Андрей и в семьдесят лет говорил мне, что помнит заветы Пастернака.
Я когда-то делала документальный фильм про Андрея, к его 75-летию. Он уже плохо говорил, но был вполне в форме. Режиссером была Татьяна Архипцова, я — автором сценария. Позвонила Андрею Андреевичу — вы не будете против? Говорит, нет, конечно, имя Пастернака для меня очень много значит, так что снимай. Потом встречаюсь с Зоей Борисовной в ЦДЛ, и она спокойно говорит: Лен, да ради бога, я всегда знала, и когда начинала с ним жить, что он поэт, он будет влюбляться, если не будет — не сможет работать. У него были подружки, остались хорошие отношения с ними, я к этому отношусь абсолютно спокойно. Дело не в этих романтических сторонах его биографии — фильм все-таки был не об этом. Просто Андрей не то чтобы повторял за дедом, он воспринимал как должное все, что от него исходит. Конечно, для Андрея Пастернак был учителем и в жизни, и в работе — это совершенно точно.
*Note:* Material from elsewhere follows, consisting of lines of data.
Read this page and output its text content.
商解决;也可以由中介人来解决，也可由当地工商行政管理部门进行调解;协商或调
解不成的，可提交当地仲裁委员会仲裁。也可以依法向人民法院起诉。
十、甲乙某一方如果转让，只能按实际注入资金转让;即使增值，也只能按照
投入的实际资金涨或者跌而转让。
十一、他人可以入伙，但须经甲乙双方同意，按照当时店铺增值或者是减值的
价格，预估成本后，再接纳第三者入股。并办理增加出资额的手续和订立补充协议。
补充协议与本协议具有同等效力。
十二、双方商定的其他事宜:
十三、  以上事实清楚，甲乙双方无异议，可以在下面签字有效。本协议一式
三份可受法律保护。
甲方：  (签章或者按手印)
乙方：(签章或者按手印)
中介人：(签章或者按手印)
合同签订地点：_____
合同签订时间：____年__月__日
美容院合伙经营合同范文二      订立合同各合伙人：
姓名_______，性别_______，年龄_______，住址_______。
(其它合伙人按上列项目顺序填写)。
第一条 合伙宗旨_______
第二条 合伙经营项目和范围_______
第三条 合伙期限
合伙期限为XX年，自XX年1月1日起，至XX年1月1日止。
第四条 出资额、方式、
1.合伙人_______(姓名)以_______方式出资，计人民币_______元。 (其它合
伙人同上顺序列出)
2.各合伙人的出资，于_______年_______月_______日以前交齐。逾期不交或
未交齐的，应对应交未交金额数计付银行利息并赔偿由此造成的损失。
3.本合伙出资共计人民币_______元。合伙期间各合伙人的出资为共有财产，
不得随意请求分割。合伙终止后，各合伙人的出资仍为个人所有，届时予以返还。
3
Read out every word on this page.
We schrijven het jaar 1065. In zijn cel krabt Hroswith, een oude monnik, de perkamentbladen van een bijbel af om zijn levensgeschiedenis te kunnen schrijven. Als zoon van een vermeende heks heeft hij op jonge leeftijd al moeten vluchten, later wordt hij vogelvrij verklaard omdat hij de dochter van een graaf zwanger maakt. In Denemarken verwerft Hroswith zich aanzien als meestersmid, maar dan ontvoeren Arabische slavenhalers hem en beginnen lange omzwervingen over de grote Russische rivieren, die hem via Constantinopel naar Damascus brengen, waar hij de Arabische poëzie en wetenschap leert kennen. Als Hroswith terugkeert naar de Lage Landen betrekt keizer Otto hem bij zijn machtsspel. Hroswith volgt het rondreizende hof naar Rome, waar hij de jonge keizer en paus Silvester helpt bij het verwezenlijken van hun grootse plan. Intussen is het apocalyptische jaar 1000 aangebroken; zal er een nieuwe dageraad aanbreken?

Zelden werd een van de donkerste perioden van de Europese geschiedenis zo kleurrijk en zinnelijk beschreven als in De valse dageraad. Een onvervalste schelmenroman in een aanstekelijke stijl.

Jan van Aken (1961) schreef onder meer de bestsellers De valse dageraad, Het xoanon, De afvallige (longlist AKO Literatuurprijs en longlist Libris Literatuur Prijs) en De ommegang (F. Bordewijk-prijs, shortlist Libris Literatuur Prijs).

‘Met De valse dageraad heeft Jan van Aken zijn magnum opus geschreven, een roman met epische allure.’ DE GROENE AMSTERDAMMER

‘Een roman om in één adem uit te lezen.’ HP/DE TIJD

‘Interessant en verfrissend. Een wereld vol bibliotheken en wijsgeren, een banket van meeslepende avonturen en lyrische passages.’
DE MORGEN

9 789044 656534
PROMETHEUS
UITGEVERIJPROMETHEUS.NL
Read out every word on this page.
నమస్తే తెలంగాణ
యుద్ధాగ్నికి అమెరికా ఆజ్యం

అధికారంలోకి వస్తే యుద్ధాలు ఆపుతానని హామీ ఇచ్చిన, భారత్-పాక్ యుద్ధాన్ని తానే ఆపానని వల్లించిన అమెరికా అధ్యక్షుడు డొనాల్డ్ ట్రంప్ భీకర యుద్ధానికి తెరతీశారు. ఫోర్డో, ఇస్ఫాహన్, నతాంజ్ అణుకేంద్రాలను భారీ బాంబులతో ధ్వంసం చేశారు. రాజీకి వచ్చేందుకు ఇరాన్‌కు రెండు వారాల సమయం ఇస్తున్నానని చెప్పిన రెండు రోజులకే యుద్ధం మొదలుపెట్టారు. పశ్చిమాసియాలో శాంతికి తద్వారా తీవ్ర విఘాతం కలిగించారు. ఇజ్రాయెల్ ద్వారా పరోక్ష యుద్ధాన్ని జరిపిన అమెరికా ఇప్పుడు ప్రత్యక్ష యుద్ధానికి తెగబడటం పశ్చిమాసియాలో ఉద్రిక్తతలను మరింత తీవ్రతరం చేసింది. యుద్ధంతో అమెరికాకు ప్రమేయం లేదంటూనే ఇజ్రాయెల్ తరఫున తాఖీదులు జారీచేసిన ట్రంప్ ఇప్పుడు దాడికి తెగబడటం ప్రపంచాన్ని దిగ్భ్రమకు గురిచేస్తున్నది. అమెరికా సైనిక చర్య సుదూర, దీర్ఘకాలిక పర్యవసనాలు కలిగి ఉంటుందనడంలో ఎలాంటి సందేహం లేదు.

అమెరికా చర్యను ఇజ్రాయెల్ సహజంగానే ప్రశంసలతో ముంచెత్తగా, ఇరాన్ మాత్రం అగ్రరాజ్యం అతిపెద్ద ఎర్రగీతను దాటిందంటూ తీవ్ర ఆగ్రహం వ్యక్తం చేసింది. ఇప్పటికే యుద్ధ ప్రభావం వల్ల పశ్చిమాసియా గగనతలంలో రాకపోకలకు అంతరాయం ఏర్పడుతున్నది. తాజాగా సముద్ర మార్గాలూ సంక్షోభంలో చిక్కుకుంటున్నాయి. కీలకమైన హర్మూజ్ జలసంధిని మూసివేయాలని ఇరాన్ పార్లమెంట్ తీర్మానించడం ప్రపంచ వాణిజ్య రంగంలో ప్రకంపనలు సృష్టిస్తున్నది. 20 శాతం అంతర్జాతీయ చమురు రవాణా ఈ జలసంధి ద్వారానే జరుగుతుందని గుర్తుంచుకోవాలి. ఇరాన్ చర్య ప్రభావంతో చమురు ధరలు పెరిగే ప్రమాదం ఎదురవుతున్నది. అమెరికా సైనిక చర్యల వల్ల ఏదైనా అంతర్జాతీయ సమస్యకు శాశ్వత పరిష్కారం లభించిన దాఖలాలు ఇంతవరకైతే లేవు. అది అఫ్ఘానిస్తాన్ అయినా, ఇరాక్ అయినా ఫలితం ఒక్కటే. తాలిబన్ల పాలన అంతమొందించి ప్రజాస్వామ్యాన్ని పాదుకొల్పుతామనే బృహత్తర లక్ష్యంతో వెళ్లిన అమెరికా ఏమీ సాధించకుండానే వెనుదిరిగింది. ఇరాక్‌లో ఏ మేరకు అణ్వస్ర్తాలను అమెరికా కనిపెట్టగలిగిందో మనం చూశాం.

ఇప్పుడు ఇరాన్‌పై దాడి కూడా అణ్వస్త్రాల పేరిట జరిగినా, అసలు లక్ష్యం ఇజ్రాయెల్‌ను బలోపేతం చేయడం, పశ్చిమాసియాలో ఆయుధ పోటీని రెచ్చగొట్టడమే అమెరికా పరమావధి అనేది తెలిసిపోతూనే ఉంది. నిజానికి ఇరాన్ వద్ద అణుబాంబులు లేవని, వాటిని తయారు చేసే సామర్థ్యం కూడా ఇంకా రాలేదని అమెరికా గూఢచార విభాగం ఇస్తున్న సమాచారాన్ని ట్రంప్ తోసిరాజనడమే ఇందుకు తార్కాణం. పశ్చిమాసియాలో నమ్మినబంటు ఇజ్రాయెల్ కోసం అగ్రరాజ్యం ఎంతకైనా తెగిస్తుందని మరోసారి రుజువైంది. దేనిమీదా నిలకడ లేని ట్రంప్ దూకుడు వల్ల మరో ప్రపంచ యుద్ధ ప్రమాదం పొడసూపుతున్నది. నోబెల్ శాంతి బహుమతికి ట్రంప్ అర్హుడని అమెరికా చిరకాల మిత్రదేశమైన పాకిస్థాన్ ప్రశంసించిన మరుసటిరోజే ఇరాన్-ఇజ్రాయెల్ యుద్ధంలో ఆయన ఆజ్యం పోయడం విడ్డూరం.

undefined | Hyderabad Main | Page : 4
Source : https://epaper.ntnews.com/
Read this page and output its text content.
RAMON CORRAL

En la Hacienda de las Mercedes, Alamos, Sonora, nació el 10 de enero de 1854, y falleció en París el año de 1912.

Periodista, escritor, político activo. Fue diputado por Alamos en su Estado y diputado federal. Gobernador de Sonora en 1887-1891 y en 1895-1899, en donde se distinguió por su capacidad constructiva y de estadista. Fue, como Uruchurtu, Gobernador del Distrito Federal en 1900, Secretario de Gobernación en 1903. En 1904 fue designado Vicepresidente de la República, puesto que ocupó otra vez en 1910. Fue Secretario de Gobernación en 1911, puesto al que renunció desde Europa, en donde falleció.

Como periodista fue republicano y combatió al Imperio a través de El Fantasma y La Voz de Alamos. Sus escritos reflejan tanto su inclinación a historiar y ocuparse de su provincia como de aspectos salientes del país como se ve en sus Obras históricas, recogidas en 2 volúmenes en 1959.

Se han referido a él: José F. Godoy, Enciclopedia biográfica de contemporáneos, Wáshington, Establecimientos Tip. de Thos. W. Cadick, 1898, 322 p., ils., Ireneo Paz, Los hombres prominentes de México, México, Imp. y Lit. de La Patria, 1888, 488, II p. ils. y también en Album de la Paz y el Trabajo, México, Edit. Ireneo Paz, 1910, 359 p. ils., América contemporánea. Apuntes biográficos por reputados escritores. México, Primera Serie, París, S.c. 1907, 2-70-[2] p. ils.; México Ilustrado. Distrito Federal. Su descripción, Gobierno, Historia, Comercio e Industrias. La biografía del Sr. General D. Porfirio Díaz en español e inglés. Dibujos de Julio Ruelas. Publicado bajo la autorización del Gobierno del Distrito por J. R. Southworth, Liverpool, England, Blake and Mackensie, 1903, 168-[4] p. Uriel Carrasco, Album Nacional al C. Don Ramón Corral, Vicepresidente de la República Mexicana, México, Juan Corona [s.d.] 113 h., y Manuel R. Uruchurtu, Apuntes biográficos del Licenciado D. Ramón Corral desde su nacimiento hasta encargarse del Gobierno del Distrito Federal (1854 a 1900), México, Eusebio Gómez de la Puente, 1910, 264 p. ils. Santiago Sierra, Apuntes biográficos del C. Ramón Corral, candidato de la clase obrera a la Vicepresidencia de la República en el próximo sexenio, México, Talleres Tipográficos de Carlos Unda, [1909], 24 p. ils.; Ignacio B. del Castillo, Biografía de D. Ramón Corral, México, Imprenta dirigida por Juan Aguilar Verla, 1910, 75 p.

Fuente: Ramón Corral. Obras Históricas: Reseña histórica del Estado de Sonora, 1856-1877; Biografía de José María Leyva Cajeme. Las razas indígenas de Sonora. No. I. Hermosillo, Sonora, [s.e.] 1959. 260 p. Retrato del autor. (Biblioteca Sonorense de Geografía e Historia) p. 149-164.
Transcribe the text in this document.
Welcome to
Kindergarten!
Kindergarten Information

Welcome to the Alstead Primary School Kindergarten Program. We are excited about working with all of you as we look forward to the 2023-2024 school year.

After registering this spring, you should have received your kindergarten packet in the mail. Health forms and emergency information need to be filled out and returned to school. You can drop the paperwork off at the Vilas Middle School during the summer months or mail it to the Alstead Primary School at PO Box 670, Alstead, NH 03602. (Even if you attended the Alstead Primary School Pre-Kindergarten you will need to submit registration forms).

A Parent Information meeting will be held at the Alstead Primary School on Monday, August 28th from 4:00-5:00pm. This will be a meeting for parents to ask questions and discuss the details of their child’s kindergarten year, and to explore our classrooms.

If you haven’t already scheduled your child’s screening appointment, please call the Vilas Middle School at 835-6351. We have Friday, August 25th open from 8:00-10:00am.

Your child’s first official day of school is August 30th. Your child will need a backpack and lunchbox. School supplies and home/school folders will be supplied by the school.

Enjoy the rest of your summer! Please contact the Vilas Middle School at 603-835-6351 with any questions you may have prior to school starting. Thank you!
Я знала Андрея прекрасно, читаю его, понимая, с чем или кем связан этот цикл. Хорошо помню его молодым, я присматривалась к жизни, к нему, к взрослым, как он бродил, гулял, писал, — очень хорошо это помню и очень люблю раннего Вознесенского».
Просто не закрывалась калитка. «Совершенно невероятное совпадение — то, что мы соседствуем в Переделкине много лет. Андрей и после смерти деда все равно был членом нашей семьи, всегда был с нами, рядом, в горьких датах, в радостных, все время. Между нашими дачами была калитка, которая никогда не закрывалась. И это не просто добрососедские отношения. Я-то вообще его помню столько, сколько себя, — для меня он всегда был равным моей жизни, с нуля и до последнего его дня.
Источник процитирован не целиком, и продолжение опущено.